Objective
Academic human biology seeks to characterize and explain human biocultural variation in terms of adaptations to local environments. Understanding and educating about such variation, if not carried out thoughtfully, can reinforce power asymmetries around who can produce and access the knowledge, and in what ways and places. One of many factors contributing to power inequities in knowledge production and access concerns histories of state‐driven colonization, with people(s) dispossessed of land through colonization generally having relatively less power.
Because human biologists disproportionately work with communities/sub‐populations living in marginal environments, most of which have been moved, dispossessed, and/or reconfigured through colonization, we are prone to reproducing these land‐related power imbalances but we are also well‐situated to level them.
Methods
Here, we do three things we hope will move us toward research and teaching practices that recognize and begin to disrupt colonial power inequities in human biology knowledge production and access.
Results
First, after defining terms core to understanding the power matrices at stake, we outline likely benefits to human biologists of using anticolonial approaches.
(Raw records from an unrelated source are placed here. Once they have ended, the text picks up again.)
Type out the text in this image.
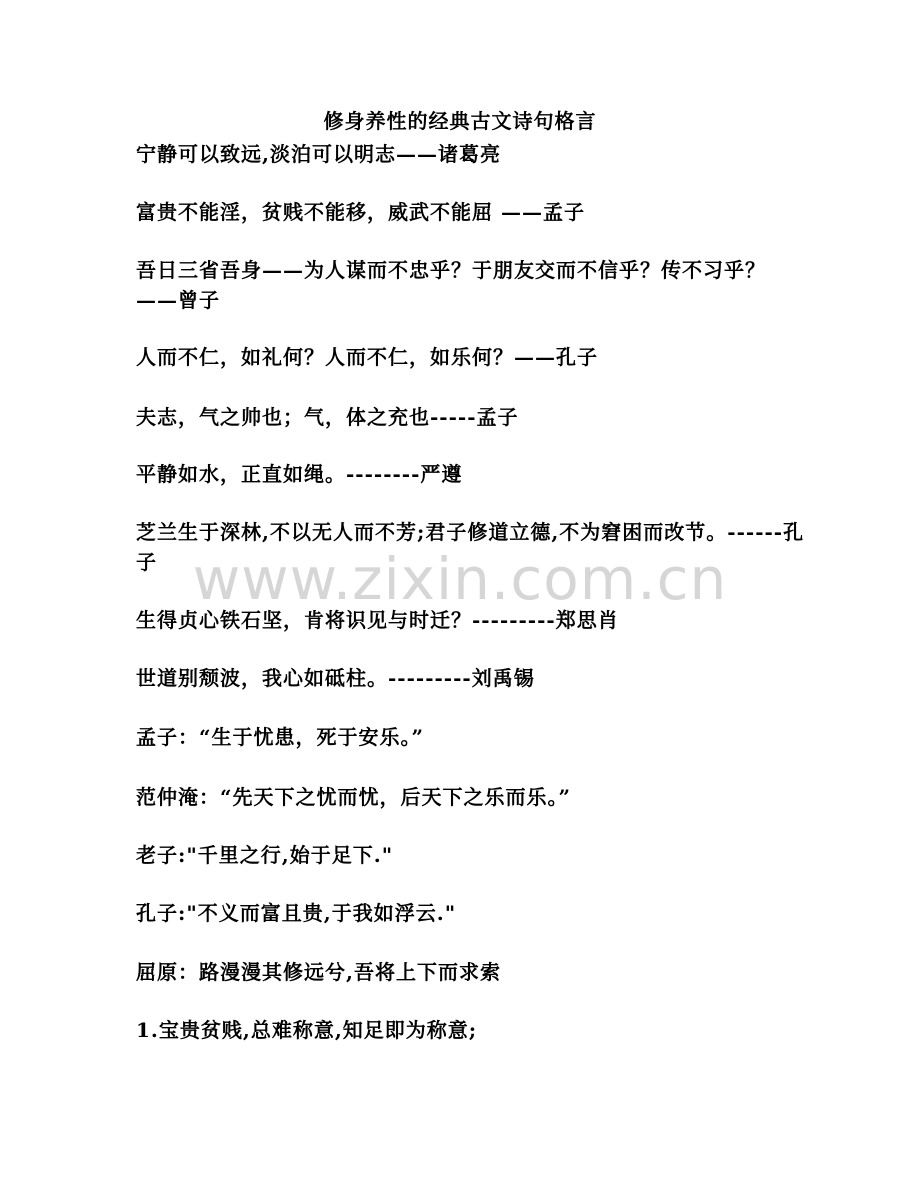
修身养性的经典古文诗句格言
宁静可以致远,淡泊可以明志——诸葛亮
富贵不能淫，贫贱不能移，威武不能屈 ——孟子
吾日三省吾身——为人谋而不忠乎？于朋友交而不信乎？传不习乎？——曾子
人而不仁，如礼何？人而不仁，如乐何？——孔子
夫志，气之帅也；气，体之充也-----孟子
平静如水，正直如绳。--------严遵
芝兰生于深林,不以无人而不芳;君子修道立德,不为窘困而改节。------孔子
生得贞心铁石坚，肯将识见与时迁？---------郑思肖
世道别颓波，我心如砥柱。---------刘禹锡
孟子：“生于忧患，死于安乐。”
范仲淹：“先天下之忧而忧，后天下之乐而乐。”
老子:"千里之行,始于足下."
孔子:"不义而富且贵,于我如浮云."
屈原：路漫漫其修远兮,吾将上下而求索
1.宝贵贫贱,总难称意,知足即为称意;
www.zixin.com.cn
Second, we highlight two frameworks offering anticolonial tools (community‐based participatory research and “two‐eyed seeing”). Third, we suggest several practical, behavioral changes to make and skills to develop for human biologists looking to shift power balances.
Conclusion
We conclude by reflecting on our own positions along the colonially rooted power gradients structuring human biology. We argue that doing so constitutes an essential early step toward creating anticolonial spaces for more ethical and just production, consumption, and application of knowledge.